Search code examples
spring-bootprometheusgrafanaspring-boot-actuator

SpringBoot - observability on *_max *_count *_sum metrics


Small question regarding Spring Boot, some of the useful default metrics, and how to properly use them in Grafana please.

Currently with a Spring Boot 2.5.1+ (question applicable to 2.x.x.) with Actuator + Micrometer + Prometheus dependencies, there are lots of very handy default metrics that come out of the box.

I am seeing many many of them with pattern _max _count _sum.

Example, just to take a few:

spring_data_repository_invocations_seconds_max
spring_data_repository_invocations_seconds_count
spring_data_repository_invocations_seconds_sum

reactor_netty_http_client_data_received_bytes_max
reactor_netty_http_client_data_received_bytes_count
reactor_netty_http_client_data_received_bytes_sum

http_server_requests_seconds_max
http_server_requests_seconds_count
http_server_requests_seconds_sum

Unfortunately, I am not sure what to do with them, how to correctly use them, and feel like my ignorance makes me miss on some great application insights.

Searching on the web, I am seeing some using like this, to compute what seems to be an average with Grafana:

irate(http_server_requests_seconds::sum{exception="None", uri!~".*actuator.*"}[5m]) / irate(http_server_requests_seconds::count{exception="None", uri!~".*actuator.*"}[5m])

But Not sure if it is the correct way to use those.

May I ask what sort of queries are possible, usually used when dealing with metrics of type _max _count _sum please?

Thank you


Solution

  • UPD 2022/11: Recently I've had a chance to work with these metrics myself and I made a dashboard with everything I say in this answer and more. It's available on Github or Grafana.com. I hope this will be a good example of how you can use these metrics.

    Original answer:

    count and sum are generally used to calculate an average. count accumulates the number of times sum was increased, while sum holds the total value of something. Let's take http_server_requests_seconds for example:

    http_server_requests_seconds_sum   10
    http_server_requests_seconds_count 5
    

    With the example above one can say that there were 5 HTTP requests and their combined duration was 10 seconds. If you divide sum by count you'll get the average request duration of 2 seconds.

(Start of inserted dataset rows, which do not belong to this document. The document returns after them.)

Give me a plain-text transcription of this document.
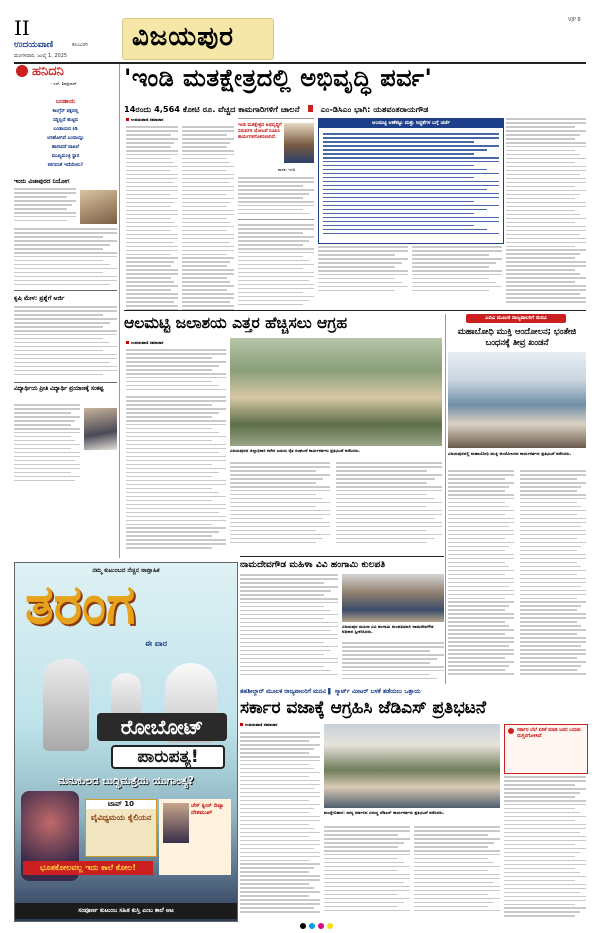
II
ಉದಯವಾಣಿ	ಕಲಬುರಗಿ
ಮಂಗಳವಾರ, ಜುಲೈ 1, 2025
ವಿಜಯಪುರ
VJP 8
ಹನಿದನಿ
– ಎಸ್. ಶಿವಪ್ರಸಾದ್
ಬಂಡಾಯ
ಕಾಂಗ್ರೆಸ್ ಪಕ್ಷದಲ್ಲಿ
ಸದ್ದಿಲ್ಲದೆ ಹುಟ್ಟಿದ
ಬಂಡಾಯದ ಕಿಡಿ
ಆರಿಹೋಗಿದೆ ಎಂದಾಯ್ತು
ಹಾಗಾದರೆ ದಾಖಲೆ
ಮುಖ್ಯಮಂತ್ರಿ ಸ್ಥಾನ
ಕರಗದಂತೆ ಇದೆಯೇನು?
ಇಂದು ವಿಜಾಪುರದ ನಿಯೋಗ
ಕೃಷಿ ಮೇಳ: ಪ್ರಶ್ನೆಗೆ ಅರ್ಜಿ
ವಿದ್ಯಾರ್ಥಿಯ ಪ್ರೀತಿ ವಿದ್ಯಾರ್ಥಿ ಪ್ರಯಾಣಕ್ಕೆ ಸಂಕಷ್ಟ
'ಇಂಡಿ ಮತಕ್ಷೇತ್ರದಲ್ಲಿ ಅಭಿವೃದ್ಧಿ ಪರ್ವ'
14ರಂದು 4,564 ಕೋಟಿ ರೂ. ವೆಚ್ಚದ ಕಾಮಗಾರಿಗಳಿಗೆ ಚಾಲನೆ	ಎಂ-ಡಿಸಿಎಂ ಭಾಗಿ: ಯಶವಂತರಾಯಗೌಡ
ಉದಯವಾಣಿ ಸಮಾಚಾರ
ಇಂಡಿ ಮತಕ್ಷೇತ್ರದ ಅಭಿವೃದ್ಧಿಗೆ ಸಮರ್ಪಕ ಯೋಜನೆ ರೂಪಿಸಿ ಕಾರ್ಯಗತಗೊಳಿಸಲಾಗಿದೆ.
ಶಾಸಕ, ಇಂಡಿ
ಆಲಮಟ್ಟಿ ಅಣೆಕಟ್ಟು ಮತ್ತು ಸಿದ್ಧತೆಗಳ ಬಗ್ಗೆ ಚರ್ಚೆ
ಆಲಮಟ್ಟಿ ಜಲಾಶಯ ಎತ್ತರ ಹೆಚ್ಚಿಸಲು ಆಗ್ರಹ
ಉದಯವಾಣಿ ಸಮಾಚಾರ
ವಿಜಯಪುರದ ಜಿಲ್ಲಾಧಿಕಾರಿ ಕಚೇರಿ ಎದುರು ರೈತ ಸಂಘಟನೆ ಕಾರ್ಯಕರ್ತರು ಪ್ರತಿಭಟನೆ ನಡೆಸಿದರು.
ಎಬಿವಿ ಮೂಲಕ ರಾಜ್ಯಪಾಲರಿಗೆ ಮನವಿ
ಮಹಾಬೋಧಿ ಮುಕ್ತಿ ಆಂದೋಲನ; ಭಂತೇಜಿ ಬಂಧನಕ್ಕೆ ತೀವ್ರ ಖಂಡನೆ
ವಿಜಯಪುರದಲ್ಲಿ ಮಹಾಬೋಧಿ ಮುಕ್ತಿ ಆಂದೋಲನದ ಕಾರ್ಯಕರ್ತರು ಪ್ರತಿಭಟನೆ ನಡೆಸಿದರು.
ನಮ್ಮ ಕುಟುಂಬದ ನೆಚ್ಚಿನ ಸಾಪ್ತಾಹಿಕ
ತರಂಗ
ಈ ವಾರ
ರೋಬೋಟ್
ಪಾರುಪತ್ಯ!
ಮನುಕುಲದ ಬುದ್ಧಿಮತ್ತೆಯ ಯುಗಾಂತ್ಯ?
ಟಾಪ್ 10
ವೈವಿಧ್ಯಮಯ ಕೈಲಿಯನ
ಚೆಸ್ ಕ್ವೀನ್ ದಿವ್ಯಾ ದೇಶಮುಖ್
ಭೂತಕೋಲವಲ್ಲ ಇದು ಕಾಲೆ ಕೋಲ!
ಸಂಪೂರ್ಣ ಕುಟುಂಬ ಸಹಿತ ಕುಸ್ತಿ ಎಂಬ ಕಾಲೆ ಆಟ
ನಾಮದೇವಗೌಡ ಮಹಿಳಾ ವಿವಿ ಹಂಗಾಮಿ ಕುಲಪತಿ
ವಿಜಯಪುರ ಮಹಿಳಾ ವಿವಿ ಹಂಗಾಮಿ ಕುಲಪತಿಯಾಗಿ ನಾಮದೇವಗೌಡ ಅಧಿಕಾರ ಸ್ವೀಕರಿಸಿದರು.
ತಹಶೀಲ್ದಾರ್ ಮೂಲಕ ರಾಜ್ಯಪಾಲರಿಗೆ ಮನವಿ ▌ ಸ್ಮಾರ್ಟ್ ಮೀಟರ್ ಬಳಕೆ ತಡೆಯಲು ಒತ್ತಾಯ
ಸರ್ಕಾರ ವಜಾಕ್ಕೆ ಆಗ್ರಹಿಸಿ ಜೆಡಿಎಸ್ ಪ್ರತಿಭಟನೆ
ಉದಯವಾಣಿ ಸಮಾಚಾರ
ಮುದ್ದೇಬಿಹಾಳ: ರಾಜ್ಯ ಸರ್ಕಾರದ ವಿರುದ್ಧ ಜೆಡಿಎಸ್ ಕಾರ್ಯಕರ್ತರು ಪ್ರತಿಭಟನೆ ನಡೆಸಿದರು.
ಸರ್ಕಾರ ಬೆಲೆ ಏರಿಕೆ ಮಾಡಿ ಜನರ ಬದುಕು ದುಸ್ತರಗೊಳಿಸಿದೆ
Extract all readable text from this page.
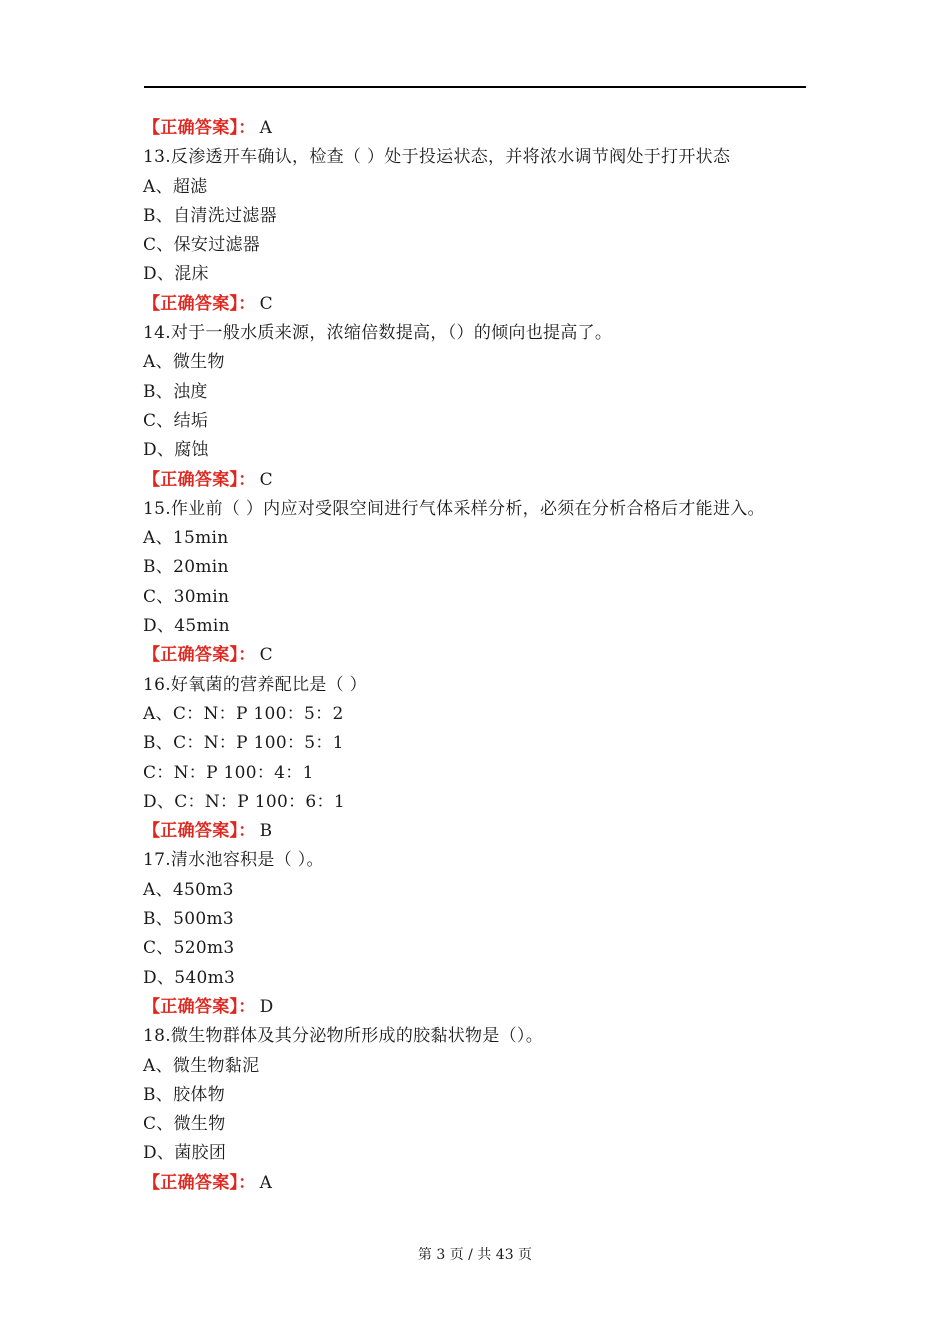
【正确答案】： A
13.反渗透开车确认，检查（ ）处于投运状态，并将浓水调节阀处于打开状态
A、超滤
B、自清洗过滤器
C、保安过滤器
D、混床
【正确答案】： C
14.对于一般水质来源，浓缩倍数提高，（）的倾向也提高了。
A、微生物
B、浊度
C、结垢
D、腐蚀
【正确答案】： C
15.作业前（ ）内应对受限空间进行气体采样分析，必须在分析合格后才能进入。
A、15min
B、20min
C、30min
D、45min
【正确答案】： C
16.好氧菌的营养配比是（ ）
A、C：N：P 100：5：2
B、C：N：P 100：5：1
C：N：P 100：4：1
D、C：N：P 100：6：1
【正确答案】： B
17.清水池容积是（ ）。
A、450m3
B、500m3
C、520m3
D、540m3
【正确答案】： D
18.微生物群体及其分泌物所形成的胶黏状物是（）。
A、微生物黏泥
B、胶体物
C、微生物
D、菌胶团
【正确答案】： A
第 3 页 / 共 43 页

    Having these you can create at least two useful panels: average request duration (=average latency) and request rate.

    Request rate

    Using rate() or irate() function you can get how many there were requests per second:

    rate(http_server_requests_seconds_count[5m])
    

    rate() works in the following way:

    1. Prometheus takes samples from the given interval ([5m] in this example) and calculates difference between current timepoint (not necessarily now) and [5m] ago.
    2. The obtained value is then divided by the amount of seconds in the interval.

    Short interval will make the graph look like a saw (every fluctuation will be noticeable); long interval will make the line more smooth and slow in displaying changes.

    Average Request Duration

    You can proceed with

    http_server_requests_seconds_sum / http_server_requests_seconds_count
    

    but it is highly likely that you will only see a straight line on the graph. This is because values of those metrics grow too big with time and a really drastic change must occur for this query to show any difference. Because of this nature, it will be better to calculate average on interval samples of the data. Using increase() function you can get an approximate value of how the metric changed during the interval. Thus:

    increase(http_server_requests_seconds_sum[5m]) / increase(http_server_requests_seconds_count[5m])
    

    The value is approximate because under the hood increase() is rate() multiplied by [inverval]. The error is insignificant for fast-moving counters (such as the request rate), just be ready that there can be an increase of 2.5 requests.

    Aggregation and filtering

    If you already ran one of the queries above, you have noticed that there is not one line, but many. This is due to labels; each unique set of labels that the metric has is considered a separate time series. This can be fixed by using an aggregation function (like sum()). For example, you can aggregate request rate by instance:

    sum by(instance) (rate(http_server_requests_seconds_count[5m]))
    

    This will show you a line for each unique instance label. Now if you want to see only some and not all instances, you can do that with a filter. For example, to calculate a value just for nodeA instance:

    sum by(instance) (rate(http_server_requests_seconds_count{instance="nodeA"}[5m]))
    

    Read more about selectors here. With labels you can create any number of useful panels. Perhaps you'd like to calculate the percentage of exceptions, or their rate of occurrence, or perhaps a request rate by status code, you name it.

    Note on max

    From what I found on the web, max shows the maximum recorded value during some interval set in settings (default is 2 minutes if to trust the source). This is somewhat uncommon metric and whether it is useful is up to you. Since it is a Gauge (unlike sum and count it can go both up and down) you don't need extra functions (such as rate()) to see dynamics. Thus

    http_server_requests_seconds_max
    

    ... will show you the maximum request duration. You can augment this with aggregation functions (avg(), sum(), etc) and label filters to make it more useful.